Pacific University to Honor Former Faculty Member and Celebrated Author Katherine Dunn
The Pacific University Master of Fine Arts in Writing program and publisher Tin House will celebrate the life of one of Portland's most beloved writers, the late Katherine Dunn, in conjunction with the Association of Writers and Writing Programs Conference in Portland later this week.
Dunn, author of the immensely popular novel Geek Love (1989), served on Pacific's MFA in Writing faculty from 2013 until her untimely death in May 2016.
To celebrate the posthumous release of her latest work, On Cussing, a special gathering will take place at 6 p.m. Friday, March 29 at Urban Studio in northwest Portland (935 NW Davis Street). Admission is $10 and includes hors d’oeuvres and a beverage. The celebration will feature guest appearances by local author and MFA faculty member Debra Gwartney and Tin House editor Tony Perez.
Published by Tin House and scheduled for release on March 26, copies of On Cussing can be purchased at the celebration, with half of the proceeds benefiting Pacific's newly established Katherine Dunn Scholarship Fund. In On Cussing, Dunn sketches a brief history of swear words and creates something of a field guide to their types and usages. She also explores their physiology ― the physical impact on the reader or listener ― and makes an argument for how and when to cuss with maximum effect. Equal parts informative and hilarious, On Cussing is drawn from a lecture Dunn gave to the Pacific MFA in Writing program.
An author, poet and journalist, Dunn faced challenges as a single mother in Portland during the 1970s, working as both a waitress and a bartender to support her son. Despite her struggles, she never stopped writing stories, poems and articles.

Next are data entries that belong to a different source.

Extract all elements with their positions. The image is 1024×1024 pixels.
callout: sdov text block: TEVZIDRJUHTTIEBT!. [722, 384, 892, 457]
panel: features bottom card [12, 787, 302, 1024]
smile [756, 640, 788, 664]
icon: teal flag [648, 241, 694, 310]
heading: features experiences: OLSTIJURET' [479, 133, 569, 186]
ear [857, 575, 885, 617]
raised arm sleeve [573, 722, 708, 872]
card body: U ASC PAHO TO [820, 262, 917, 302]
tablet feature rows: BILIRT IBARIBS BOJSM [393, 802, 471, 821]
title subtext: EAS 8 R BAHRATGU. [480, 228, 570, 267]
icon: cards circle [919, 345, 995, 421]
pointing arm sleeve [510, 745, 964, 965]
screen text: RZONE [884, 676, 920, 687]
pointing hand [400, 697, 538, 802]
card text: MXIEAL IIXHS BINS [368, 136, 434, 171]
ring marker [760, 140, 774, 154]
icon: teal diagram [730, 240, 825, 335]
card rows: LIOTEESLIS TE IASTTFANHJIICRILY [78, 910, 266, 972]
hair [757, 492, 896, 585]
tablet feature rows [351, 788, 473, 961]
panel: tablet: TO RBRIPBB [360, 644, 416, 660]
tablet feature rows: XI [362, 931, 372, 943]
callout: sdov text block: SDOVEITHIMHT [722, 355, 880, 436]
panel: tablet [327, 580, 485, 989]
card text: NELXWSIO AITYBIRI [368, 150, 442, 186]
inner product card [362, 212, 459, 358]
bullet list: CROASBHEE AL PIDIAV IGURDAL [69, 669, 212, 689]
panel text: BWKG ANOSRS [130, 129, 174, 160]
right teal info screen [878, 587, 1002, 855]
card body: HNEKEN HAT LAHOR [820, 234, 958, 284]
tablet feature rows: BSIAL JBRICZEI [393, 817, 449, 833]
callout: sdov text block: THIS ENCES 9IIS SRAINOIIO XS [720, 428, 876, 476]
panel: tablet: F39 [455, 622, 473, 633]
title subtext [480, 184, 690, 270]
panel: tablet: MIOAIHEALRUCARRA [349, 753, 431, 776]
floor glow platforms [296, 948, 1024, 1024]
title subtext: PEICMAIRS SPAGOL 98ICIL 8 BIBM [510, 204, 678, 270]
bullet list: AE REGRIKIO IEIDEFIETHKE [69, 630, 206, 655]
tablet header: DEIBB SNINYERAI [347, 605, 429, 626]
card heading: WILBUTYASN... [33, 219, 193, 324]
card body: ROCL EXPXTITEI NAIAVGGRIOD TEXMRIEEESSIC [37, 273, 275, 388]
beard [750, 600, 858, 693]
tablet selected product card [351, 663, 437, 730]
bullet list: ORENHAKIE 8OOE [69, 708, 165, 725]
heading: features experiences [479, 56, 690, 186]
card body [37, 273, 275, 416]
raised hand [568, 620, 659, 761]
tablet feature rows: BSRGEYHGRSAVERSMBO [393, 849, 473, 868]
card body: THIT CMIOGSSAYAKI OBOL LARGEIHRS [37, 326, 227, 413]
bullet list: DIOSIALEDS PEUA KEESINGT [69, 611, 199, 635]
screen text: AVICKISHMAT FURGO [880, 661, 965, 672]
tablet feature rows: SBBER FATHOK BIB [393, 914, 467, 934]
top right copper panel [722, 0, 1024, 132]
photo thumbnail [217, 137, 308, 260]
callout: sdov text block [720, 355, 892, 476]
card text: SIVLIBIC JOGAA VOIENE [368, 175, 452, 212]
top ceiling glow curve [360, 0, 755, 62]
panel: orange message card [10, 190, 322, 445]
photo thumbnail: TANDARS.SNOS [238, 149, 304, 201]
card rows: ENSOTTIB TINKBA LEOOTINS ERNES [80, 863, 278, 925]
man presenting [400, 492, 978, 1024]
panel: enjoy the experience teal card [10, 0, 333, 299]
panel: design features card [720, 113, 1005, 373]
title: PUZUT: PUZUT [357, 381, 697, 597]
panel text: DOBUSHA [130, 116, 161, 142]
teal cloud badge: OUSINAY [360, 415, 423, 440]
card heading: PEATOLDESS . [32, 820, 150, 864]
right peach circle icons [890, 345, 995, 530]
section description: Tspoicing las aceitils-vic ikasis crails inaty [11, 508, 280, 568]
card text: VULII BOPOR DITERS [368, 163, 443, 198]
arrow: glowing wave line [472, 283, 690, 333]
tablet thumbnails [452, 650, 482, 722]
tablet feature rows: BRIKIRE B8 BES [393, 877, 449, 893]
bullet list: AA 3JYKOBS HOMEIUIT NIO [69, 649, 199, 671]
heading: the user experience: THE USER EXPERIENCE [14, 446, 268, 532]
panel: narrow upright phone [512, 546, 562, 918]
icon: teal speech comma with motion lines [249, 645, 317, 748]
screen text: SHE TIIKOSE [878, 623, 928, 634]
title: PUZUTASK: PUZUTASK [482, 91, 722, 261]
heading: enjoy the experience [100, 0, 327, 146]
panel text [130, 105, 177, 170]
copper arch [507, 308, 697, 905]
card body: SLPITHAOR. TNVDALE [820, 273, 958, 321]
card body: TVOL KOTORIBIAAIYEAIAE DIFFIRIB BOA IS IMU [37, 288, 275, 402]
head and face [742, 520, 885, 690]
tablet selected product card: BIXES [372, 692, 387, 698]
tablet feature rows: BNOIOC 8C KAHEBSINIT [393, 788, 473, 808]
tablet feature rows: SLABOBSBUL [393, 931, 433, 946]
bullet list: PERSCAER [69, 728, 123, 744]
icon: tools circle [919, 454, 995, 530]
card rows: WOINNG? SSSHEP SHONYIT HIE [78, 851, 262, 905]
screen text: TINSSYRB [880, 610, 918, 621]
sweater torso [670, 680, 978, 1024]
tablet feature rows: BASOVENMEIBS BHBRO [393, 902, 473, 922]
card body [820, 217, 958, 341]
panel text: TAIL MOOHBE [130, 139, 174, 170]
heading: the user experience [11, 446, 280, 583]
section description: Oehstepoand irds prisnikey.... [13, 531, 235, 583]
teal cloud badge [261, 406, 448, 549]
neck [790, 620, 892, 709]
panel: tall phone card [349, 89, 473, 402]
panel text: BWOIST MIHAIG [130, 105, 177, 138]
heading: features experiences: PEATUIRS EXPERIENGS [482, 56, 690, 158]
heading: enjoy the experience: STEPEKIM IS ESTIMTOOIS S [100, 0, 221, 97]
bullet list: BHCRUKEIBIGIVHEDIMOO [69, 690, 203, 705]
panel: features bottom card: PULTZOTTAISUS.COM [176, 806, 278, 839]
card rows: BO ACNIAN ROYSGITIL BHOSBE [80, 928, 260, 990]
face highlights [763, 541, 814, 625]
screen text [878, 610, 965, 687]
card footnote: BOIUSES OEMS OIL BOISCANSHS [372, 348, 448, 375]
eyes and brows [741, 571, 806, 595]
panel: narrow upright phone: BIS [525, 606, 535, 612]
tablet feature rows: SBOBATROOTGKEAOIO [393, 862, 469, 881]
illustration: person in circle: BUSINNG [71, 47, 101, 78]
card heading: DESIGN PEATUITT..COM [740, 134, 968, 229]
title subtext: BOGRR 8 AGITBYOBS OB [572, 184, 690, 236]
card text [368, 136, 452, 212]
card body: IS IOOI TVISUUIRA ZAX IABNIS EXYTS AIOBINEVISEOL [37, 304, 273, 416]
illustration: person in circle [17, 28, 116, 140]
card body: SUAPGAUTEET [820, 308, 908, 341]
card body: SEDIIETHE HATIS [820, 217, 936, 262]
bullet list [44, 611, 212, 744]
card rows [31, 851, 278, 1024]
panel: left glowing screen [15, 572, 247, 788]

It wasn’t until 1989, more than 10 years Dunn began writing the Geek Love, that the iconic novel was finally released. It delighted some, repelled others, and shocked all for a narrative that was “at once engrossing and repellent, funny and terrifying, unreal and true to human nature," according to Publishers Weekly.
In her honor, the Katherine Dunn Scholarship Fund at Pacific University was established last fall to help support exceptional female writers with a demonstrated financial need who are entering the university's two-year low-residency MFA in Writing program.
“Katherine gained an enormous number of fans around the world after Geek Love was published,” MFA in Writing Director Shelley Washburn said. “Not only was she a unique writer, but she was also a generous and brilliant teacher in our program. We are proud to name this scholarship fund in her honor to affirm our commitment to support women writers.”
Pacific’s MFA in Writing program celebrates writing as an art that has the potential to make a difference in the world. Through a rigorous course of study that emphasizes the creative process, students work closely with faculty members who represent some of America’s finest contemporary writers.
The Katherine Dunn Scholarship fund is a tribute to her work and humanity and is one of several ways to support Pacific's MFA in Writing program.